People v. Greene - 2007 NY Slip Op 9066, 9 N.Y.3d 277, 849 N.Y.S.2d 461, 879 N.E.2d 1280


A violation of a statute does not, without more, justify suppressing the evidence to which that violation leads. Courts have made an exception to this rule only when the principal purpose of a statute is to protect a constitutional right.


Anthony Berrios was shot to death on Oct. 16, 2001. Detective Michael Elliott was assigned to investigate the homicide. Elliott learned from the victim's aunt that, according to talk on the street, the shooting was the result of a fight on Oct. 13 in which a man had been slashed in the face. Elliott went to a nearby hospital and asked an administrator, "if anyone came in for a slashing to the face on that date." The administrator gave him defendant Temel Greene's name and address. With the help of a police computer, Elliott obtained Greene's arrest record and a photograph of him.
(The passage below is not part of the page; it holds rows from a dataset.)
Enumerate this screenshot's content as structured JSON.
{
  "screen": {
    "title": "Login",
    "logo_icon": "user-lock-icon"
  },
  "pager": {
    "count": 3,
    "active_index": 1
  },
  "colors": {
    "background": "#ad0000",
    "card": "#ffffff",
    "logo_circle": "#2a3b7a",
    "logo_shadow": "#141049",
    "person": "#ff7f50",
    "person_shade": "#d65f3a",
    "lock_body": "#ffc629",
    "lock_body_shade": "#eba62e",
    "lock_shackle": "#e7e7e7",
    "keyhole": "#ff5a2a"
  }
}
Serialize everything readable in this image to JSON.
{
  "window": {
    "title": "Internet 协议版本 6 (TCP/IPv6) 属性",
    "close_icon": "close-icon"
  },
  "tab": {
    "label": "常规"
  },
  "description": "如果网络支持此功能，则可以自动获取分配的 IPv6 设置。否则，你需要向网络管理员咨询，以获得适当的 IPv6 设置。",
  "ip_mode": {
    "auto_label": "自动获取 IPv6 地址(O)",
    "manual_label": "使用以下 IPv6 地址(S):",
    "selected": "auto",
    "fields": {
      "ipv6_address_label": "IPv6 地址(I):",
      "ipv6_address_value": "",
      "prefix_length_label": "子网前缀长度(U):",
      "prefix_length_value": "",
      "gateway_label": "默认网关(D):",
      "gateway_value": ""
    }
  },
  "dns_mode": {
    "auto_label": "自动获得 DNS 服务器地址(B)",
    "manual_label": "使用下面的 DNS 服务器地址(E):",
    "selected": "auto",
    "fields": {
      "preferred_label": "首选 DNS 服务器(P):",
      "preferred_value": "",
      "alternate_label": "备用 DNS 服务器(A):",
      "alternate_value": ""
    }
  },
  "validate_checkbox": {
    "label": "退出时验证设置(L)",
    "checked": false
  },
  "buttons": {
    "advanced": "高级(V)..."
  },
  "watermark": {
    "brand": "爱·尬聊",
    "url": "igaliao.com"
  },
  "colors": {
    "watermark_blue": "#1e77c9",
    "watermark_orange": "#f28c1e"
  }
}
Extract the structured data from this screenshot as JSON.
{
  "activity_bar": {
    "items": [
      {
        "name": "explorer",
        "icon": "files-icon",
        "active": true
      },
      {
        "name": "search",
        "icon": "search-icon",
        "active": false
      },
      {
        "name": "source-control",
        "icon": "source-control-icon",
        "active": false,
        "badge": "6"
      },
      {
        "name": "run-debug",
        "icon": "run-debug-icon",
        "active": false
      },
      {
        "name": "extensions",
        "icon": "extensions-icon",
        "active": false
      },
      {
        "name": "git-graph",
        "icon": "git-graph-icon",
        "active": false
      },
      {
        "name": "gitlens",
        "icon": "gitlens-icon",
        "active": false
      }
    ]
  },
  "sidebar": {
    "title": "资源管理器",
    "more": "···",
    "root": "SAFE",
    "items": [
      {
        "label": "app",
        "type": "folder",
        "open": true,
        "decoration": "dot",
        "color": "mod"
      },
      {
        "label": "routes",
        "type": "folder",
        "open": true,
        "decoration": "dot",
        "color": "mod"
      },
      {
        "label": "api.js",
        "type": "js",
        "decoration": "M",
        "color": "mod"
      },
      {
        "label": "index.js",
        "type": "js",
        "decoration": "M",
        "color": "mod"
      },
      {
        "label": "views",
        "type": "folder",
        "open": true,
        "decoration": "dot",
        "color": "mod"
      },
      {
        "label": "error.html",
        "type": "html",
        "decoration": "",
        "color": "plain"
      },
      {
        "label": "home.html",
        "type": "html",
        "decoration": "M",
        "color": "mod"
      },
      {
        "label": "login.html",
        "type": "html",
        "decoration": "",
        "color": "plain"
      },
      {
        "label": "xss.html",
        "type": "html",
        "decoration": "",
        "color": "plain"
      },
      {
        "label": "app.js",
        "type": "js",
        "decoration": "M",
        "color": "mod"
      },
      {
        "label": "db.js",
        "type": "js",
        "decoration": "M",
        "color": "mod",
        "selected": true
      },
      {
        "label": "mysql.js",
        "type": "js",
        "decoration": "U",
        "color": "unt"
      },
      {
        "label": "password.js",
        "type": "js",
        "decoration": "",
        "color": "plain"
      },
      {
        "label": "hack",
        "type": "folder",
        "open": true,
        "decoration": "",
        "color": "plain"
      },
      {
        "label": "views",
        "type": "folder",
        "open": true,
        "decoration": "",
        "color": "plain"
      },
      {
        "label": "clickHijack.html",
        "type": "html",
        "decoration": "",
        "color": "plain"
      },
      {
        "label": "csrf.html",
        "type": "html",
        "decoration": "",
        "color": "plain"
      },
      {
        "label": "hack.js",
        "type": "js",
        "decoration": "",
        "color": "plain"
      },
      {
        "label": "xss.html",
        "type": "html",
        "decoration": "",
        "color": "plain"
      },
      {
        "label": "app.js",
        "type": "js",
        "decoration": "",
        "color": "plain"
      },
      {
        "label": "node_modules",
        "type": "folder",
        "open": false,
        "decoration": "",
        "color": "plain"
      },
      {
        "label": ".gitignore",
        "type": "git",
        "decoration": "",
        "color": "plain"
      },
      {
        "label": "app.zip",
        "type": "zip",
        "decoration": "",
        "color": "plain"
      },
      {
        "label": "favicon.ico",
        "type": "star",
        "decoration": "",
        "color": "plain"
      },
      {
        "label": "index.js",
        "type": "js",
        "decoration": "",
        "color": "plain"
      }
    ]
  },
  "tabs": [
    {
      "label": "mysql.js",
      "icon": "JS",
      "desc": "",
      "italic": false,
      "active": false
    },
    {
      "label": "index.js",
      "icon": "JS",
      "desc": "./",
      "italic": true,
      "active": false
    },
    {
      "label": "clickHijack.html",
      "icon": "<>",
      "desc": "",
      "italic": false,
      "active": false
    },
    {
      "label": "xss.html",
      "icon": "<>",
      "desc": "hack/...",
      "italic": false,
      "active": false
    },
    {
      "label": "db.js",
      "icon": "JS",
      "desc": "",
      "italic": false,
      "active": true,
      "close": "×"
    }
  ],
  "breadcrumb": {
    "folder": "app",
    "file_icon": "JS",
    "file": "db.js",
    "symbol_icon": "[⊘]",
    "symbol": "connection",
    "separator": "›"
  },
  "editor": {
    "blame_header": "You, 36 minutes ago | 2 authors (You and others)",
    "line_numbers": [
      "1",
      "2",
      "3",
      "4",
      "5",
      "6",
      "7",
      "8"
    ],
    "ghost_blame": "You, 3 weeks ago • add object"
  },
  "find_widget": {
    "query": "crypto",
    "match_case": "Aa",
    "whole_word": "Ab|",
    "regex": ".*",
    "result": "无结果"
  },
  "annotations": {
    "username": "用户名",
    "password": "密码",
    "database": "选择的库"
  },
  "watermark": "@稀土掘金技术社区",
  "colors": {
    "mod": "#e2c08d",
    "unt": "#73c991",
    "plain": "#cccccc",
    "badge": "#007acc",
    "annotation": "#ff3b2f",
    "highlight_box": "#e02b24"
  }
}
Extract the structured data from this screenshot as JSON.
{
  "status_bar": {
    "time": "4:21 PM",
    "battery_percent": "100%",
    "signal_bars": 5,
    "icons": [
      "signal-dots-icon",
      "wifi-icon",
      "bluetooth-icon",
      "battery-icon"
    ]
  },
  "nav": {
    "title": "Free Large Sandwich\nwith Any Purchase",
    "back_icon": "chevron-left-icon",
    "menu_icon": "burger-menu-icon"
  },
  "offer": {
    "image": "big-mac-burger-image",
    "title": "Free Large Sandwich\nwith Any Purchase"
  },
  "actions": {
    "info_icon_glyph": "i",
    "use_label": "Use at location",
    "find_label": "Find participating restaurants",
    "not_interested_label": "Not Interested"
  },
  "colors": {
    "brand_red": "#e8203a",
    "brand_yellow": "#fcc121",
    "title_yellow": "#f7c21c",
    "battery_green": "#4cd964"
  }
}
A witness to the shooting identified the photograph; the trail led to more evidence against Greene. At trial in New York state curt, Greene filed a motion to suppress all evidence obtained as a result of the hospital's disclosure of Greene's name and address to Elliott. the trial court denied the motion, holding that the evidence obtained in violation of the physician-patient privilege need not be suppressed. Greene was convicted of second degree manslaughter. On Greene's appeal, the appellate division affirmed the denial of his motion to suppress. Greene appealed.


Did the trial court in denying Greene's motion to suppress on the ground that the physician-patient privilege in CPLR 4504 was violated?




The Court of Appeals of New York affirmed the order denying Greene's motion to suppress. The court found that even if there was a violation of the physician-patient privilege by the hospital administrator, the suppression of the evidence found as a result was not required. To suppress evidence resulting from a violation of § 4504 would be to punish the State for the administrator's misconduct—a punishment unlikely to deter doctors and hospitals, who had little interest in whether criminal prosecutions succeeded or not.